Among new hires in relations to their share in the general state labor force, Whites are greatly overrepresented, Blacks are also overrepresented but to a lesser degree, and Asians have achieved parity. This demonstrates that efforts by the Cuomo Administration to be more inclusive of Blacks and Asians, as well as efforts to maintain White overrepresentation, have been successful but for Latinos. The reasons for this major disparity are open to debate.
Finally, we present the degree of Latino representation on the staffs of individual agencies. There are a large number of state agencies with none or only one Latino on staff (13 of 65). Only five agencies have staffs that are 10 percent or more Latino.
"The truth is there are a few among us who are so up Cuomo's ass that they think talking to him in private is the best way." I asked: "You mean begging de rodillas?" (on your knees) The assemblyman responded, "You have a way with words." So, who's to blame? The governor or the submissive Latinos in Albany?
This persistent problem of extreme Latino underrepresentation in New York State government employment seems unique to this community, and it appears that very little is being dome to address this problem. We have discussed elsewhere the importance of public services employment to the Latino community and have tracked this problem since 1982 with the election of Mario Cuomo as Governor. Despite documenting the problem and making numerous recommendations, it has received very little attention from the current Cuomo Administration.
As an example of this neglect, last week it was revealed in the media that of 108 nominations for state government appointments submitted by NYS Governor Andrew Cuomo to the State Senate, only 5 (4.6 percent) were Latinos. State Senator Ruben Diaz, Sr. of the Bronx reacted as follows: ". . . Some people might think that this could be racial and ethnic discrimination against a group that has always been very supportive of the Governor." Besides the tiny number of Latino nominees, two of the five recycled Latino appointments --- Secretary of State Rossana Rosado, who was appointed to the Port Authority Board; and former Secretary of State Cesar Perales appointed as the only Latino on the SUNY Board of Trustees. Fernando Ferrer was nominated for reappointment to the MTA Board, of which he was Acting Chair until yesterday when he was replaced by Joe Lohta. This approach to Latino appointments by Governor Cuomo amounts to little more than window dressing, a minimal effort to give the impression of being inclusive.
A week ago, the Governor announced the appointment of a Puerto Rican, Havidan Rodriguez, as President of the State University of New York at Albany, the first Latino to head a senior college in the state system. While SUNY-Albany has a respectable Latino student enrollment of 15 percent, the SUNY system as a whole only has a 12 percent Latino student enrollment, and Latinos make up less than 3 percent of leadership positions within their faculty and staff. He is joined by Cesar Perales as the only Latino to serve as a SUNY Trustee.
It is difficult to believe that it is 2017 and the Cuomo Administration continues to essentially exclude and marginalize Latinos from his government's workforce at all levels.
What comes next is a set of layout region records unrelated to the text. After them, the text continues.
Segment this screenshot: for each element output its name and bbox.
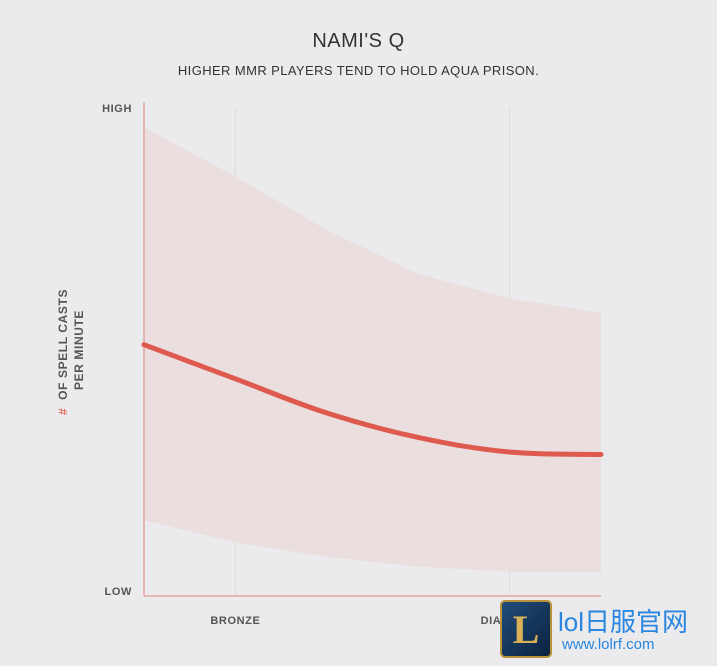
variance-band (144, 127, 601, 572)
y-tick-low: LOW (105, 586, 132, 598)
y-axis-label-hash: # (56, 408, 70, 415)
y-tick-high: HIGH (102, 103, 132, 115)
y-axis-label-text: OF SPELL CASTS (56, 289, 70, 400)
watermark-name: lol日服官网 (558, 607, 689, 637)
x-tick-label: BRONZE (210, 615, 260, 627)
chart-title: NAMI'S Q (312, 30, 405, 52)
x-ticks: BRONZE DIA (210, 615, 502, 627)
x-tick-label: DIA (481, 615, 502, 627)
league-logo-icon: L (500, 600, 552, 658)
chart-subtitle: HIGHER MMR PLAYERS TEND TO HOLD AQUA PRI… (177, 63, 540, 78)
y-axis-label-line1: # OF SPELL CASTS (56, 289, 70, 415)
watermark: L lol日服官网 www.lolrf.com (500, 600, 717, 666)
series-line (141, 342, 604, 457)
watermark-url: www.lolrf.com (562, 636, 655, 653)
y-axis-label-line2: PER MINUTE (72, 310, 86, 390)
logo-letter: L (512, 607, 540, 652)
Among his top level appointments as well, Latinos are few and far between, and even the appointment of a Puerto Rican to head one of the state's senior colleges id heralded as progress, it is notable that this is the first such an appointment of a Latino in the state university system.
While Governor Cuomo needs to be held more accountable for this failure to more fairly include Latinos, the problem arises as to who is supposed to hold him accountable. It is clear that this should be the major role of the 6 Latino State Senators and 10 State Assemblymembers. However, these Latino state legislators have apparently not been up to the task and have, as a consequence, become complicit in the state's and Governor Cuomo's employment discrimination against the community they were elected to represent.